According to court documents, Kothuru was the majority owner of Laboratory Services of America LLC, a Las Vegas-based lab that provided drug testing on urine samples. After performing that testing, the lab routinely sent tested samples to other laboratories for “confirmation” testing.

One of those other labs included American Toxicology Labs, formerly owned by Michael Norman Dube, who also owned a chain of clinics in Tennessee and Virginia that purported to treat opioid addiction with buprenorphine.
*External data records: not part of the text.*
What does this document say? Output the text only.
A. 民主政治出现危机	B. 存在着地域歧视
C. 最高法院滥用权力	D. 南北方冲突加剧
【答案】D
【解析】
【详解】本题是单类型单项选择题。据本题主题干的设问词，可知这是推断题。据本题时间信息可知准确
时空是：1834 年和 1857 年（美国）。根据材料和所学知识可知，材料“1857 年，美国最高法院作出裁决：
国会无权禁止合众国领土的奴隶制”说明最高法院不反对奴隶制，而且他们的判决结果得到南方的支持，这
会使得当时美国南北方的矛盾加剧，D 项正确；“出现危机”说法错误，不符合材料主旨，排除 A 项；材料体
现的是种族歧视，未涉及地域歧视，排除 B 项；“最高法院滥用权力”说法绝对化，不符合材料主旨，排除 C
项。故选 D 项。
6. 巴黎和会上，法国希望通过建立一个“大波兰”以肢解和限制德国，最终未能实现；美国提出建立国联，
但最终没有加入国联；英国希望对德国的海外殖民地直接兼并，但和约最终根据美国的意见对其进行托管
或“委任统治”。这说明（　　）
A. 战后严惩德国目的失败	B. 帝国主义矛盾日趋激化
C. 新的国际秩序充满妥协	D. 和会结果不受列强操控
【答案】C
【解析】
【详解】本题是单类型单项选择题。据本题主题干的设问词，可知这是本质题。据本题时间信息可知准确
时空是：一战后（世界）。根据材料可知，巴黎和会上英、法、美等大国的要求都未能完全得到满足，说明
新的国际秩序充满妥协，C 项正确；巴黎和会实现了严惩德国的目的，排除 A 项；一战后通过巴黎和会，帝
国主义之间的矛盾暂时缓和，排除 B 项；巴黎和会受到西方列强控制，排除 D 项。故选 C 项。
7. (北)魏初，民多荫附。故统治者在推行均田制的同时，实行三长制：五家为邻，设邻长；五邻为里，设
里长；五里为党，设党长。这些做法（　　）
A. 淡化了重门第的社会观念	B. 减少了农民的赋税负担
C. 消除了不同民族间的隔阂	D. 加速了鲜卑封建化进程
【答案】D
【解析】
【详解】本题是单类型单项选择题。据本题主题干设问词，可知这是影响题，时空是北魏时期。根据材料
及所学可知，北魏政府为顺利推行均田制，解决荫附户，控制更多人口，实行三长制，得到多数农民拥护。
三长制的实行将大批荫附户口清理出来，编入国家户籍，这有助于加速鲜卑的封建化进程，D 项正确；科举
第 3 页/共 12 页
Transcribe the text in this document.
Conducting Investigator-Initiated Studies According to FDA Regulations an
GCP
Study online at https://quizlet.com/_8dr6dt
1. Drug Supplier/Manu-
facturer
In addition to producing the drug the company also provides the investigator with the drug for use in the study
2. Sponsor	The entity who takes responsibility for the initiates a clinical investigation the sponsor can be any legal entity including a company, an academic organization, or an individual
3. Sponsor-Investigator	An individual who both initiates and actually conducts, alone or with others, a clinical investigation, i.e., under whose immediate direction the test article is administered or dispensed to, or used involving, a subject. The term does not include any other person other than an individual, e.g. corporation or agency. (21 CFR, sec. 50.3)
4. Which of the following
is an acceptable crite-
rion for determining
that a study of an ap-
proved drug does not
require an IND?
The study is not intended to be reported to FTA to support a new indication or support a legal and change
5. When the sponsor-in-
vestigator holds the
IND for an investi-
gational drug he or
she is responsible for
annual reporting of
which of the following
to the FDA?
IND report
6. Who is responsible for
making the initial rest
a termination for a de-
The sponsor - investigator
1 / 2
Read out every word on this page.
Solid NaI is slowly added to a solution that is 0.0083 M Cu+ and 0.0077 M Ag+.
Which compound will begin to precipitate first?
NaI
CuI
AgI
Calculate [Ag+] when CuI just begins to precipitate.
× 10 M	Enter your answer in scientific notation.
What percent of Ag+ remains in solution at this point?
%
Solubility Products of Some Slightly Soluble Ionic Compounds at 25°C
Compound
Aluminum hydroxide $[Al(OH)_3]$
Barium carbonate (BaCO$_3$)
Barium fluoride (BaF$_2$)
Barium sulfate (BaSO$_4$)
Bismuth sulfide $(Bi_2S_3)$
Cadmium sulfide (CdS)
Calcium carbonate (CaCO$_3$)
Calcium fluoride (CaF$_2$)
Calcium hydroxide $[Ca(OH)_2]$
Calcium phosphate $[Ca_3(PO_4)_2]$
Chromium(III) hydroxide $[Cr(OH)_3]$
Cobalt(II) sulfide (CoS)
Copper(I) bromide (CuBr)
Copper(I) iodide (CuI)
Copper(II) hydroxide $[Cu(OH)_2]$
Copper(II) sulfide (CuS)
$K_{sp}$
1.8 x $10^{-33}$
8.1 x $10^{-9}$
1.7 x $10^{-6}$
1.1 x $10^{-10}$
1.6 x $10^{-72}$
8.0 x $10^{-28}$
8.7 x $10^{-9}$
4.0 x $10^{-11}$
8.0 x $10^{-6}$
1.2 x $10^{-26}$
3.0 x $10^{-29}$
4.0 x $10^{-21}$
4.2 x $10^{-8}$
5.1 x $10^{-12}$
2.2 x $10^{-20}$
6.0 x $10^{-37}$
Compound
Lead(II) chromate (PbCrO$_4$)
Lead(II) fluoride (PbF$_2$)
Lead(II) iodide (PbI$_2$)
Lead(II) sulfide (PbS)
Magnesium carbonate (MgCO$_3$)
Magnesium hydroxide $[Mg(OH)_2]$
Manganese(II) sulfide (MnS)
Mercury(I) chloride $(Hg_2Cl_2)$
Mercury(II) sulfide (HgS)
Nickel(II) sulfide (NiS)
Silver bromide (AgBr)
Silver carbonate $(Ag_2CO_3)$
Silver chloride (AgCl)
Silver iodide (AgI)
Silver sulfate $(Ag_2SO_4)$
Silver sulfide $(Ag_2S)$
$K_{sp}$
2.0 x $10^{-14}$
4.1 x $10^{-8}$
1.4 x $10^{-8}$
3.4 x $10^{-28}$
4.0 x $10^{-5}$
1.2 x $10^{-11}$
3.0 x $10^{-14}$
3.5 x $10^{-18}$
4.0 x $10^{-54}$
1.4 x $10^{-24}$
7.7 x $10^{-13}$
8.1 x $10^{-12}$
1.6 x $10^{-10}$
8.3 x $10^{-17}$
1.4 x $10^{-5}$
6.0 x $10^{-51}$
Providers at those clinics frequently ordered urine drug screens for their patients in order to assess current drug use and to gather medically necessary information that would be pertinent to treatment.

In 2015, Kothuru and Dube entered into an arrangement in which Dube would refer all of ATL’s tested urine samples to LSA for confirmation testing in exchange for cash kickback payments to Dube’s personal checking account.

Between March 23, 2015, and Sept. 20, 2016, Kothuru’s lab received more than $750,000 from Medicare, Virginia Medicaid, Kentucky Medicaid, and TennCare in compensation for confirmation testing performed on samples directly related to services illegally billed and collected in accordance with the kickback scheme between Kothuru and Dube.

As part of a previous guilty plea in 2011 to intentionally omitting information from reports as required under the Controlled Substances Act, Dube had been prohibited by the Department of Health and Human Services from ever participating in any federal health care program again.

As part of his involvement in the kickback scheme with Kothuru, Dube pleaded guilty in March 2021 to two counts of health care fraud, sentenced to 36 months in federal prison, and ordered to pay over $9,000,000 in fines, forfeitures, and restitution costs.